At the same time, LRGHealthcare is one of 13 hospital companies participating in the health care exchange, through which those earning between 139-percent and 400-percent of the federal poverty level can purchase subsidized health insurance from private carriers. Currently Anthem is the only carrier participating in the exchange with three different plans, but Harvard Pilgrim, perhaps along one or more of the managed care companies, will join by 2015.
Lipman estimated that expanding Medicaid to enroll those with incomes of 138-percent of the federal poverty level would add approximately 6,000 patients to the rolls of LRGHealthcare. He anticipated that the corporation would serve another 3,000 or 4,000 who receive insurance through the exchange.
Andy Patterson, senior-vice-president for Provider Relations and Contracting, said that "we're seeing many of these patients already." However, he said that much of this population, rather than undergoing a regimen of continuing care, is seen only when their conditions become acute, requiring costly treatments and interventions. With insurance, Patterson said, these patients will have access to continual care, reducing the need for acute care, costly treatments and repeated visits.
Lipman said that extending access to this population would "bend the cost curve," stressing that utilization of services is a primary driver of rising costs. He noted that to reduce excessive utilization the Center for Medicare and Medicaid Services (CMS) has begun penalizing hospitals with high readmission rates and said that LRGHeathcare is among those not to have been penalized. Patterson attributed the success to "embedded care coordinators," nurses who closely monitor the care and progress progress and care of discharged patients to forestall further costly hospital stays. He added that managed care of Medicaid patients would further ensure that services are provided in a coordinated manner.
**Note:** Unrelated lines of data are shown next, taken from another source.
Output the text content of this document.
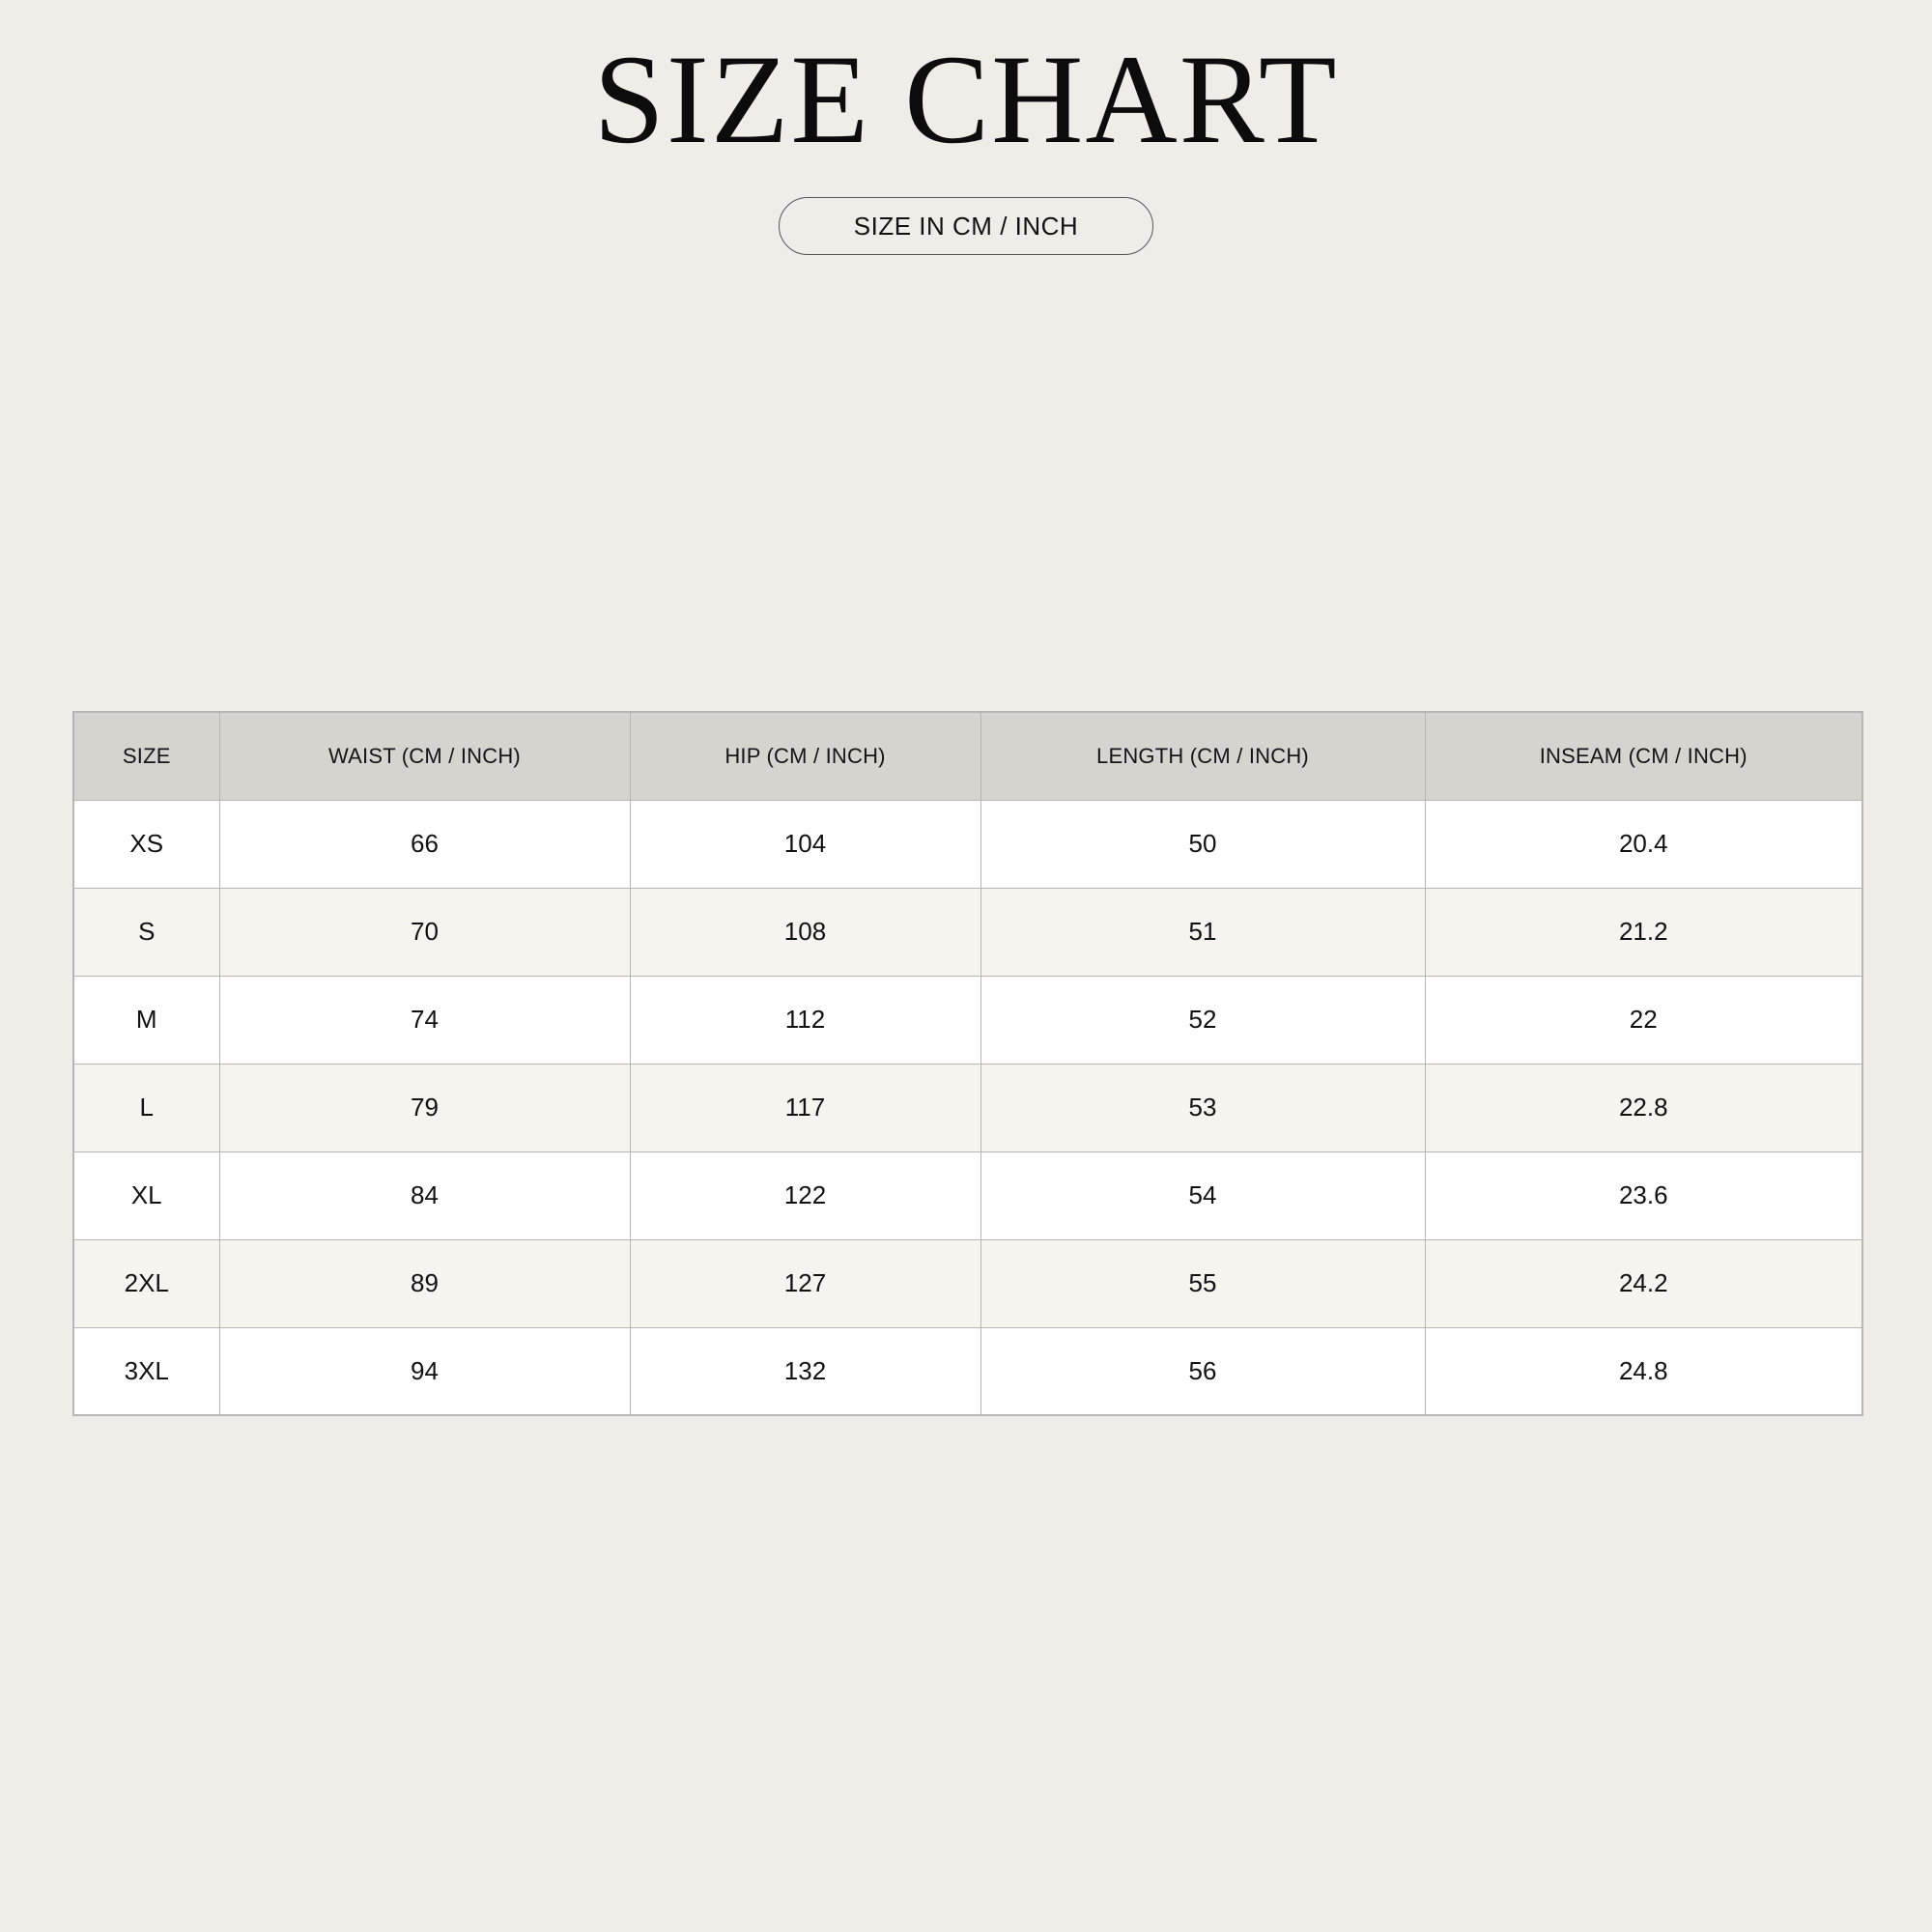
SIZE CHART
SIZE IN CM / INCH
SIZE	WAIST (CM / INCH)	HIP (CM / INCH)	LENGTH (CM / INCH)	INSEAM (CM / INCH)
XS	66	104	50	20.4
S	70	108	51	21.2
M	74	112	52	22
L	79	117	53	22.8
XL	84	122	54	23.6
2XL	89	127	55	24.2
3XL	94	132	56	24.8
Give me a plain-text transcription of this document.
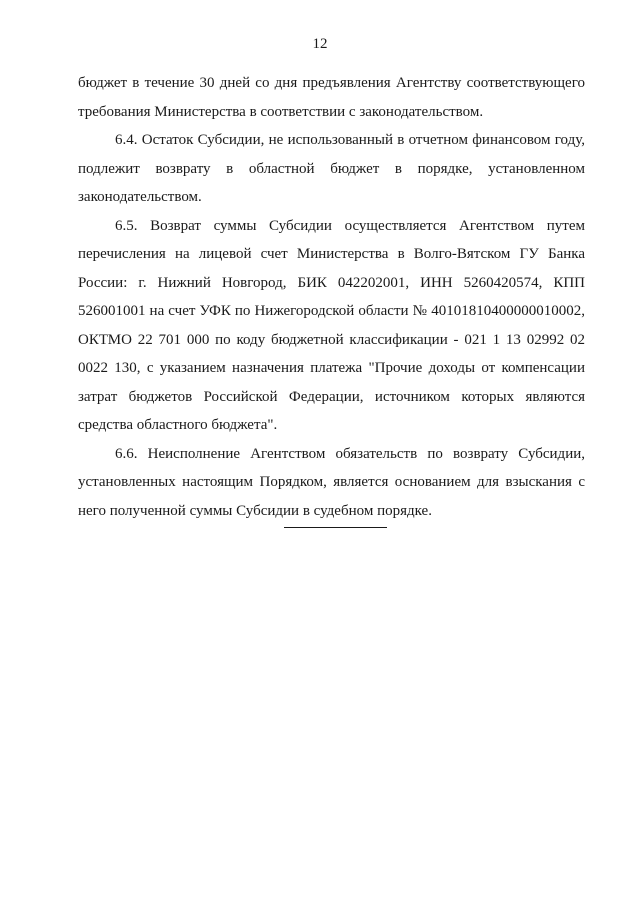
12

бюджет в течение 30 дней со дня предъявления Агентству соответствующего требования Министерства в соответствии с законодательством.

6.4. Остаток Субсидии, не использованный в отчетном финансовом году, подлежит возврату в областной бюджет в порядке, установленном законодательством.

6.5. Возврат суммы Субсидии осуществляется Агентством путем перечисления на лицевой счет Министерства в Волго-Вятском ГУ Банка России: г. Нижний Новгород, БИК 042202001, ИНН 5260420574, КПП 526001001 на счет УФК по Нижегородской области № 40101810400000010002, ОКТМО 22 701 000 по коду бюджетной классификации - 021 1 13 02992 02 0022 130, с указанием назначения платежа "Прочие доходы от компенсации затрат бюджетов Российской Федерации, источником которых являются средства областного бюджета".

6.6. Неисполнение Агентством обязательств по возврату Субсидии, установленных настоящим Порядком, является основанием для взыскания с него полученной суммы Субсидии в судебном порядке.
Expanding and ensuring access, Clairmont emphasized, ensures continuous and preventative care, which enhances the quality of care in the best interest of the patients and reduces the cost of care in the best interest of the hospitals. Lipman pointed out that reducing the cost of serving of the Medicaid population, lessened the pressure to shift costs to those with private health insurance, which raises premiums for employers and individuals in the private market. "Expanding Medicaid is the right thing to do from a public health perspective and an economic perspective," he said.
In 2011, in response to reductions in Medicaid reimbursement rates and a projected operating loss of $4-million, LRGHeathcare closed a dozen primary care offices to some 3,500 Medicaid patients, who were referred to two community health centers and two rural health clinics. Lipman said yesterday that changes in the offing would render the reshuffling of the Medicaid population a thing of the past.